The company-wide cuts will be implemented over the next 12 months as part of a previously announced Siemens 2014 cost-cutting programme aimed at saving EUR 6 billion.
Siemens confirmed in a statement that the energy division would face 1,400 cuts, but could not specify where in the division those cuts would fall.
New chief executive Joe Kaeser, who took over at the helm in July, said on his appointment that there were no major structural changes planned for the wind business.
Under his predecessor Peter Loescher, Siemens suggested slowing Germany's push towards renewable energy, pushing for a target of 40% of electricity from renewables by 2030 instead of the currently planned 50%. This led to fears that the company would push its conventional power sector at the expense of the wind division.
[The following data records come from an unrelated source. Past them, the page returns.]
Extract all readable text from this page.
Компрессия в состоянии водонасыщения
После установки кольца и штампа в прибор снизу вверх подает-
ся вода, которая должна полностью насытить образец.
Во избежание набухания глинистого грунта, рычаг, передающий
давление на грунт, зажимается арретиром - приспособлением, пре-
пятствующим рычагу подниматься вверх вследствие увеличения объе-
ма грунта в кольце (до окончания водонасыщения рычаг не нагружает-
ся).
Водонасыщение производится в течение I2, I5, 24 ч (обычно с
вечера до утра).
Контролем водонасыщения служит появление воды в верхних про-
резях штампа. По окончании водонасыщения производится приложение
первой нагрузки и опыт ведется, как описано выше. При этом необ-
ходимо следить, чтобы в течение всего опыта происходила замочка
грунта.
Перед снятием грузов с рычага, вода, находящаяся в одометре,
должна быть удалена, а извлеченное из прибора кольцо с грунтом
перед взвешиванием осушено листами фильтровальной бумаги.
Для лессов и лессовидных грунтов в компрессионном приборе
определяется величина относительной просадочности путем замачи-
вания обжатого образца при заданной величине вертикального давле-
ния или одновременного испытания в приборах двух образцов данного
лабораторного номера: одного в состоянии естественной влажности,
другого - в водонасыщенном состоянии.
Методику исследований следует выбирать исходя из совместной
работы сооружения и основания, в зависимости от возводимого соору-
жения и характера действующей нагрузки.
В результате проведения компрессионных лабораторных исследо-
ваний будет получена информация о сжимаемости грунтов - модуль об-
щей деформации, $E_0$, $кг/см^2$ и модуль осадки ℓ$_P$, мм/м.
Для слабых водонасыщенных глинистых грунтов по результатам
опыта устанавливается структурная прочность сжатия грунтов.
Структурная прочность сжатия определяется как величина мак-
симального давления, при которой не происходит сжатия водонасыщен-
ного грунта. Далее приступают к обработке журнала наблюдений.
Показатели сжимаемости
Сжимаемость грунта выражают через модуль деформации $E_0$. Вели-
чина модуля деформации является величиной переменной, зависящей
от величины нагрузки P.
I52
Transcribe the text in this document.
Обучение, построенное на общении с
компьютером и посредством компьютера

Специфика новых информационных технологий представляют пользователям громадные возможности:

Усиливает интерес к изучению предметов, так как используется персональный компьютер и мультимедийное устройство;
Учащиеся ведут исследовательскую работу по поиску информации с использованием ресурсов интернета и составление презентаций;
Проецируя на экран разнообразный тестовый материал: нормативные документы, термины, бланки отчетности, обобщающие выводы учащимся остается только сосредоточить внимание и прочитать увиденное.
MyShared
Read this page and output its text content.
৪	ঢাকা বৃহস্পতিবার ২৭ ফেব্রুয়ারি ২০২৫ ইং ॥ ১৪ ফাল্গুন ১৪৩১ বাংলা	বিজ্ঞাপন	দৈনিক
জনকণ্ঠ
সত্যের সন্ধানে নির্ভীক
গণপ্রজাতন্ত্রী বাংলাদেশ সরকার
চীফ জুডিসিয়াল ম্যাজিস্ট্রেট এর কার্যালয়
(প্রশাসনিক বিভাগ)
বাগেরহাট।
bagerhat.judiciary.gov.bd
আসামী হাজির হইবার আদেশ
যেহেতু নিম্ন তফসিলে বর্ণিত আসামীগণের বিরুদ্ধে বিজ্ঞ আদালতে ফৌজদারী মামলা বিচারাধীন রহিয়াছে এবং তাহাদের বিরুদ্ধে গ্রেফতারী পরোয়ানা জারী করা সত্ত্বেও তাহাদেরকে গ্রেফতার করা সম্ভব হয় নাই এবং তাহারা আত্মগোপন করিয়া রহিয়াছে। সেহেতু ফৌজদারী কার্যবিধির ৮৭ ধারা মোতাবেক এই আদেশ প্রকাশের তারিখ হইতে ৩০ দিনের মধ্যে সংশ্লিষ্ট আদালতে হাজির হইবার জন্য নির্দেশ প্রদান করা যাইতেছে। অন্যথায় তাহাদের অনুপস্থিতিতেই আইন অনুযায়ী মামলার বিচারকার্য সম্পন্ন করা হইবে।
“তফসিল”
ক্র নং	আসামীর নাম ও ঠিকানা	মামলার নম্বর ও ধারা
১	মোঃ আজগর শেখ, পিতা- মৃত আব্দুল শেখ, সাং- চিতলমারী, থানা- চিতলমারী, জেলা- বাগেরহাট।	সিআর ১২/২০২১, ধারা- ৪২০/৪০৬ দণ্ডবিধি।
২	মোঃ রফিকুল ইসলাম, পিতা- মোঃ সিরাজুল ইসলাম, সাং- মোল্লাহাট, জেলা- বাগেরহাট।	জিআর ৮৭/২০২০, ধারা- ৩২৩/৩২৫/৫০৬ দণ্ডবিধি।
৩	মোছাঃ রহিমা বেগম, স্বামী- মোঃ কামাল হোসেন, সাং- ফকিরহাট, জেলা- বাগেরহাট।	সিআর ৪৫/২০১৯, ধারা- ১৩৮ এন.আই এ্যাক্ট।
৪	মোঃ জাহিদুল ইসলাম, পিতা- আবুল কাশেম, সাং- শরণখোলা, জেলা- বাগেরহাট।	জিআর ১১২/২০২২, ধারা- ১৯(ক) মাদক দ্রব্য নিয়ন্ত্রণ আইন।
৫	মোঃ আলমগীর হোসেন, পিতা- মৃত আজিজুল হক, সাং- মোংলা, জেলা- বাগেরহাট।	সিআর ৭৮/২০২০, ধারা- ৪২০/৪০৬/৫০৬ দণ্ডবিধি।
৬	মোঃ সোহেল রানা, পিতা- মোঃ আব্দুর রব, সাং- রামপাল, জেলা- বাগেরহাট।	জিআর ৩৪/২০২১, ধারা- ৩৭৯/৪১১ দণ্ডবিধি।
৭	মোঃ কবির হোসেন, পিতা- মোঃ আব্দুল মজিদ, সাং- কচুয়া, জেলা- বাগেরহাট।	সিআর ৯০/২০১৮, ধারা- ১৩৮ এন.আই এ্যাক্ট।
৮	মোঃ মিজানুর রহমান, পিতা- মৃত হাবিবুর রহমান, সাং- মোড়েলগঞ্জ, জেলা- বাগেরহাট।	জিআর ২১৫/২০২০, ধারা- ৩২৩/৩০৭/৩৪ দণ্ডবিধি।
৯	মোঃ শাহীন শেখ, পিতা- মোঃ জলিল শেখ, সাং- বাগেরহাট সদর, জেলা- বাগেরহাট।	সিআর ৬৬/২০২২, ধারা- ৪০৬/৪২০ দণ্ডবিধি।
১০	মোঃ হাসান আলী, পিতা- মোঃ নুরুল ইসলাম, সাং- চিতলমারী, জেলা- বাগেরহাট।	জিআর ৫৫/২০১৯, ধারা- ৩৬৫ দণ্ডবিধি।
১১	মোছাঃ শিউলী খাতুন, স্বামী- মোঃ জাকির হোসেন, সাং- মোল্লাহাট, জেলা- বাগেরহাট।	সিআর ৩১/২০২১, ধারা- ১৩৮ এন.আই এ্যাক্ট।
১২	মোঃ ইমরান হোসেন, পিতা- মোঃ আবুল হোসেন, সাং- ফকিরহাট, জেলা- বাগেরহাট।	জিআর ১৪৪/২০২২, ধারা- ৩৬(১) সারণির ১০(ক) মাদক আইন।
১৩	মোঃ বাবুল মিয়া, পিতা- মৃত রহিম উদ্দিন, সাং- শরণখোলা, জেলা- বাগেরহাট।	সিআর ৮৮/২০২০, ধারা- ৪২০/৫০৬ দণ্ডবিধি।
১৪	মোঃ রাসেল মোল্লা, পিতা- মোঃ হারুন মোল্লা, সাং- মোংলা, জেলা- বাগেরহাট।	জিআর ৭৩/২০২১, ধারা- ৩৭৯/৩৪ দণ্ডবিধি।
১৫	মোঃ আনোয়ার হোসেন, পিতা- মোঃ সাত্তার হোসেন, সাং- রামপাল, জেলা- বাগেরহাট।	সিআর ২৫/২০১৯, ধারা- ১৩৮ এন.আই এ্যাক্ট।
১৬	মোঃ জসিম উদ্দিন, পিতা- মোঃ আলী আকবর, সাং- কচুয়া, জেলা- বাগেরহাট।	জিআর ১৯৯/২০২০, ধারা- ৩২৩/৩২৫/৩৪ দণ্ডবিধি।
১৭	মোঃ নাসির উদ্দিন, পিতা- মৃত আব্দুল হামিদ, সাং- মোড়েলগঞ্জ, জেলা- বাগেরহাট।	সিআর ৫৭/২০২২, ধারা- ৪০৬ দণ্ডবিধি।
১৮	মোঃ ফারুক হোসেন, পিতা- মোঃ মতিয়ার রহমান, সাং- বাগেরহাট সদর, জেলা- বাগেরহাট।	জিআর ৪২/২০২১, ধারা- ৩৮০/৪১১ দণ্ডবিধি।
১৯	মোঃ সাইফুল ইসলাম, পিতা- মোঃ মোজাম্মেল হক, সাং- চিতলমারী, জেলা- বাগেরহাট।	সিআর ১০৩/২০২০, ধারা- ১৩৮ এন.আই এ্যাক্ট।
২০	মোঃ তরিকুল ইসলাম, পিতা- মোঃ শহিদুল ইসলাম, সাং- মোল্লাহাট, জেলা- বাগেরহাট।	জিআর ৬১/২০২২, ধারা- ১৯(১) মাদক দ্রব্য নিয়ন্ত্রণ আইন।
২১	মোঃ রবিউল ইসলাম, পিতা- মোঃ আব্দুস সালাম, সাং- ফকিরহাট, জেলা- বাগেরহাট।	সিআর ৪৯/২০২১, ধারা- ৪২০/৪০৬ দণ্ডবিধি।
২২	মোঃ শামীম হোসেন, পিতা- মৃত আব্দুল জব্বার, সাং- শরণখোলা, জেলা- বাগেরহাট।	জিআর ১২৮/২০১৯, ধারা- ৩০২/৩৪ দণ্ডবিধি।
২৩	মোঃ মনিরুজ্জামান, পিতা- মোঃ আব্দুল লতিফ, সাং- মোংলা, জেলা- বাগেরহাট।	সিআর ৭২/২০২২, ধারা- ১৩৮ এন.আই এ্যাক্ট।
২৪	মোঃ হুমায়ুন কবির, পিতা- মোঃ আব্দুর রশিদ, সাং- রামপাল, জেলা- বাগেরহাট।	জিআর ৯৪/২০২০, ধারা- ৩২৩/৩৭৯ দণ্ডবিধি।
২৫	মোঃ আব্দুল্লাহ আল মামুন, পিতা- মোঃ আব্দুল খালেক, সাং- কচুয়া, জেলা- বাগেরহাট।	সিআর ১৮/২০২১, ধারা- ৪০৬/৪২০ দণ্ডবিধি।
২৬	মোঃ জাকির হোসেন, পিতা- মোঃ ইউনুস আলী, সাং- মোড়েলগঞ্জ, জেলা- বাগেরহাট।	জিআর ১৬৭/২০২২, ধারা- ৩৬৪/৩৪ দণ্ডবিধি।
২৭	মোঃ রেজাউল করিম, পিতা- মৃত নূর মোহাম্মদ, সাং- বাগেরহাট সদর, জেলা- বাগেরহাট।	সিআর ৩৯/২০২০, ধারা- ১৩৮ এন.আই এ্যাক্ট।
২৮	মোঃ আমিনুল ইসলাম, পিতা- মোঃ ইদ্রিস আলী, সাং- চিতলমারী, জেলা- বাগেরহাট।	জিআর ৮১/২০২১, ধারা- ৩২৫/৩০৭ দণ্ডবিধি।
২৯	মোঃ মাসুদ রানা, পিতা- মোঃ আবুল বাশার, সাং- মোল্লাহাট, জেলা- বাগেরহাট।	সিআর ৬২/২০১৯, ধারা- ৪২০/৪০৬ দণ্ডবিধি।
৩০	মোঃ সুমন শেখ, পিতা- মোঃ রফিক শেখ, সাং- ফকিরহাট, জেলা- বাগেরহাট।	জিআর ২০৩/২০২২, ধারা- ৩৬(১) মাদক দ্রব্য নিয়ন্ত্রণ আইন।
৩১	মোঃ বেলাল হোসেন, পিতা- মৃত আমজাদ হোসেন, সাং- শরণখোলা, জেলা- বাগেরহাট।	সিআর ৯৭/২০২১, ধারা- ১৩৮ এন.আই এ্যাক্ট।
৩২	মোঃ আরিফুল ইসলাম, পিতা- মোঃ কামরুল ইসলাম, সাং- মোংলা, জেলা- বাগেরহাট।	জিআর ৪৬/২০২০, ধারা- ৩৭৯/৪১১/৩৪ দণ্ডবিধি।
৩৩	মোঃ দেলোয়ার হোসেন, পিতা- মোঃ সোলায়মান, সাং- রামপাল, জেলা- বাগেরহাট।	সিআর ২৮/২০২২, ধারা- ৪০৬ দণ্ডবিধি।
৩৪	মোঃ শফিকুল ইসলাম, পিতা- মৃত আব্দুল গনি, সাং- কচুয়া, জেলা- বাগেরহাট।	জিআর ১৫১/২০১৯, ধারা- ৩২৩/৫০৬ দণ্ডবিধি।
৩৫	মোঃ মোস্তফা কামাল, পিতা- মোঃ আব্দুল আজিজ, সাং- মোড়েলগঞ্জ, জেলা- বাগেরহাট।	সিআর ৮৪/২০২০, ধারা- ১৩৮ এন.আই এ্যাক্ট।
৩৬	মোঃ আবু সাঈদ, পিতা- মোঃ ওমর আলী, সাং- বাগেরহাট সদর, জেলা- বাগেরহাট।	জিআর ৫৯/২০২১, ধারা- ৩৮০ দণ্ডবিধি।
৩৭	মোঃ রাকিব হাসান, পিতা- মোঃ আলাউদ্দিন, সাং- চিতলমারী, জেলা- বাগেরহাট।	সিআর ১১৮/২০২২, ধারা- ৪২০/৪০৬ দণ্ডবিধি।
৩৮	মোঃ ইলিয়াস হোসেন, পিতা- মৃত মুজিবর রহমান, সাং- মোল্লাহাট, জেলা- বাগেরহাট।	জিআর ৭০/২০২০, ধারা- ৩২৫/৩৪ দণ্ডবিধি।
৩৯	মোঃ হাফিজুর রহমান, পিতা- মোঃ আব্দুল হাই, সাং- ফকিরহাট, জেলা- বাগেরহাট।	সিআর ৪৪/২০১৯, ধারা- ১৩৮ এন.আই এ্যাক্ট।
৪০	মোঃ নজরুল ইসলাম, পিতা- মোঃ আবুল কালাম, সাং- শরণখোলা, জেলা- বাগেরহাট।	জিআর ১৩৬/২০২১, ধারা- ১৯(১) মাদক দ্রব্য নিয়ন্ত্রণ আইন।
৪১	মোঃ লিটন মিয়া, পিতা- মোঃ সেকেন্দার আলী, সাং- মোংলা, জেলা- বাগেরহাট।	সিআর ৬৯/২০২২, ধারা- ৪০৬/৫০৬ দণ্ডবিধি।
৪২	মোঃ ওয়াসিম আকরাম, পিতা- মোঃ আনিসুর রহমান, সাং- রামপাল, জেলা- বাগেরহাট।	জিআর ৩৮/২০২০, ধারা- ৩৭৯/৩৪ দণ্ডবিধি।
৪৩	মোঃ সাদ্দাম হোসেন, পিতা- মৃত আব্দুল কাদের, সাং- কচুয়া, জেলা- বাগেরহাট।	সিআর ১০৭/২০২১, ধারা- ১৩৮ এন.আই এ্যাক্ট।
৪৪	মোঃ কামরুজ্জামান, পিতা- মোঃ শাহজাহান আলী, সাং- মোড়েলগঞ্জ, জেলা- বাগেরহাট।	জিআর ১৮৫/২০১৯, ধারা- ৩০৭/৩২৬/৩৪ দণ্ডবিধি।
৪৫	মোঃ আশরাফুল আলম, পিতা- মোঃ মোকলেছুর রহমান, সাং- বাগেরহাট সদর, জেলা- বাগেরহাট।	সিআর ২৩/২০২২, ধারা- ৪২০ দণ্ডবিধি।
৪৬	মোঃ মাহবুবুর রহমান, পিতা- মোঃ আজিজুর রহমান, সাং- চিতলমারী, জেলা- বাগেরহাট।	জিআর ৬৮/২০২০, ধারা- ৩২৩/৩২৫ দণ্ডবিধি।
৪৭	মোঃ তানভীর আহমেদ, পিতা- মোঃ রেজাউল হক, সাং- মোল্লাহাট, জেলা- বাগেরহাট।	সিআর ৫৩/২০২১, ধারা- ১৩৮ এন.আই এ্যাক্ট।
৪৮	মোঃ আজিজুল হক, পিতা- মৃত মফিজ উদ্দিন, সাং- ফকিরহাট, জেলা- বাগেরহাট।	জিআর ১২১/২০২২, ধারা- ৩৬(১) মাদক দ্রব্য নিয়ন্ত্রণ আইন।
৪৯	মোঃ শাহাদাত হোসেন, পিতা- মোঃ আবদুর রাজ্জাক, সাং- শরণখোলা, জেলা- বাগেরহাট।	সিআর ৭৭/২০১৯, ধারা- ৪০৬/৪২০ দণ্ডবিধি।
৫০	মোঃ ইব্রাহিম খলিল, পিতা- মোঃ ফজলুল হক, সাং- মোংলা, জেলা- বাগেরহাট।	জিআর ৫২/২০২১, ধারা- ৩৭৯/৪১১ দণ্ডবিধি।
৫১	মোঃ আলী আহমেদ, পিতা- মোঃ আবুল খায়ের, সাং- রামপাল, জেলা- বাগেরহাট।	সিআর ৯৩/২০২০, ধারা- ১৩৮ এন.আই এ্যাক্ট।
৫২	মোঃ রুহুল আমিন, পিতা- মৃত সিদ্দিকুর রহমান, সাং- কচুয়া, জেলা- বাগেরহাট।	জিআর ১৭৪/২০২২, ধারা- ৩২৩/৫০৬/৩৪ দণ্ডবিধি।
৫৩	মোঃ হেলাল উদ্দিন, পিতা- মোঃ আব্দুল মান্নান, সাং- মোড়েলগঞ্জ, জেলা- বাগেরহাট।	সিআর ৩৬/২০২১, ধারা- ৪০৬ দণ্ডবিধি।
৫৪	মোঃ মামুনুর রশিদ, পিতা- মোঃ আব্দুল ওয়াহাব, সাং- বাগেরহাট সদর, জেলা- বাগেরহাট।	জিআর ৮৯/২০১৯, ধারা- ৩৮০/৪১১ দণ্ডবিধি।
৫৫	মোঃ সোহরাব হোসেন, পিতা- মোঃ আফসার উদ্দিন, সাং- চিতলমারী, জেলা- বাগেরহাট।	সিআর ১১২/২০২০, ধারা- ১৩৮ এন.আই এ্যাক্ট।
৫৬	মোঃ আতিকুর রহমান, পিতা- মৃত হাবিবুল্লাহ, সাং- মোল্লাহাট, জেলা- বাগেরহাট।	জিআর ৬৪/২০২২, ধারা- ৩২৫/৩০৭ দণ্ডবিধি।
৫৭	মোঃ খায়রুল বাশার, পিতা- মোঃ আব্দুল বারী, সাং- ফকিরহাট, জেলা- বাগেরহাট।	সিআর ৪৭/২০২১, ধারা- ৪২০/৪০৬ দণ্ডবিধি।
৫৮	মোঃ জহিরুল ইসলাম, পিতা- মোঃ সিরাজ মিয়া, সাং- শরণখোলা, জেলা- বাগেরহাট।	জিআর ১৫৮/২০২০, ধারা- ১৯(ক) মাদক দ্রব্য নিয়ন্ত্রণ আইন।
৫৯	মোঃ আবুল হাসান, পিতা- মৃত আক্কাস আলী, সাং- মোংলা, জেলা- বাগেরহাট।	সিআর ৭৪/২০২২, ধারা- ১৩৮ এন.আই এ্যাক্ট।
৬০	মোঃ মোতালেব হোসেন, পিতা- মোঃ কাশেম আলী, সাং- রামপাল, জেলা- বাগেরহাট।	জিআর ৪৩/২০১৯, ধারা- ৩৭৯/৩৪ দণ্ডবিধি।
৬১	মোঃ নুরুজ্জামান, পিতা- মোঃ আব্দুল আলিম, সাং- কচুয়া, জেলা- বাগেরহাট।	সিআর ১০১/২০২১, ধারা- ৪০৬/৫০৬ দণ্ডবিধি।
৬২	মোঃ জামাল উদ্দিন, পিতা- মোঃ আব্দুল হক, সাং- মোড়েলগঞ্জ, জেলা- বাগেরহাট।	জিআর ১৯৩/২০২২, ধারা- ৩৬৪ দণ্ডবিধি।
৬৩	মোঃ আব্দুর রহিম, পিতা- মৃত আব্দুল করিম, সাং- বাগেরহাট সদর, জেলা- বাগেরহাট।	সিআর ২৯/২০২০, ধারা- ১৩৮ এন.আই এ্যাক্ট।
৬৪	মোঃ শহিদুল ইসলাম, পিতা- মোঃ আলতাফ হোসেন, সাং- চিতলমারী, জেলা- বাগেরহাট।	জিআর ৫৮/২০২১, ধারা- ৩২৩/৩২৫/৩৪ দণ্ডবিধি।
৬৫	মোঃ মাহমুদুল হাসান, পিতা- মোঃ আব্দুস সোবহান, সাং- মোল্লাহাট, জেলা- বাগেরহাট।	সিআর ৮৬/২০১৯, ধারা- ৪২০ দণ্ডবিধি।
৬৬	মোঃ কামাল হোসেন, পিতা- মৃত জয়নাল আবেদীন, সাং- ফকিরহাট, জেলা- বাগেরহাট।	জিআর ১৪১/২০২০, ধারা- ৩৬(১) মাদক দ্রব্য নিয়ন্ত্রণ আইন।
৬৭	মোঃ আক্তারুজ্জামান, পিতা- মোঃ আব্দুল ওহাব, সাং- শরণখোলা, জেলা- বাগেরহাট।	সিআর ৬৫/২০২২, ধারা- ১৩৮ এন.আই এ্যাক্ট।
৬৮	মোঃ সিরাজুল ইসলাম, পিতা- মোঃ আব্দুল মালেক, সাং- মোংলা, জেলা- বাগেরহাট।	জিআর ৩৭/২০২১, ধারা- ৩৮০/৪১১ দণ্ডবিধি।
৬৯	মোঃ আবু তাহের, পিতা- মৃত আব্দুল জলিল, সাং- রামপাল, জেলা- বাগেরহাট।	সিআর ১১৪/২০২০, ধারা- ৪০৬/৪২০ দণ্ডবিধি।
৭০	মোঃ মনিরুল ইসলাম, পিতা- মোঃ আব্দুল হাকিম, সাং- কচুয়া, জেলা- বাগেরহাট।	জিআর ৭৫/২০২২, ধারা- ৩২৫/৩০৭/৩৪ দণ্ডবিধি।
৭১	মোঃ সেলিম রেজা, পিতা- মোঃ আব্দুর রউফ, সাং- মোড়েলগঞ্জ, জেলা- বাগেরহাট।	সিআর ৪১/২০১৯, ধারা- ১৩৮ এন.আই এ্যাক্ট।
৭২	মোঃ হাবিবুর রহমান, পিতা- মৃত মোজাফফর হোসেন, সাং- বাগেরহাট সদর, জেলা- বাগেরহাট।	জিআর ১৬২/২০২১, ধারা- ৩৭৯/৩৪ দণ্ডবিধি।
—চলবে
Kaeser's underlying attitude towards offshore wind appears broadly supportive. In April he told the Rheinische Post newspaper that "offshore turbines can in principle deliver electricity at competitive prices." But he has also raised concerns about the subsidies required to make offshore projects viable.
In 2012, Siemens layed off 615 employees at its US manufacturing facilities. The wind division saw its profits slide 26% in the nine months to 30 June 2013.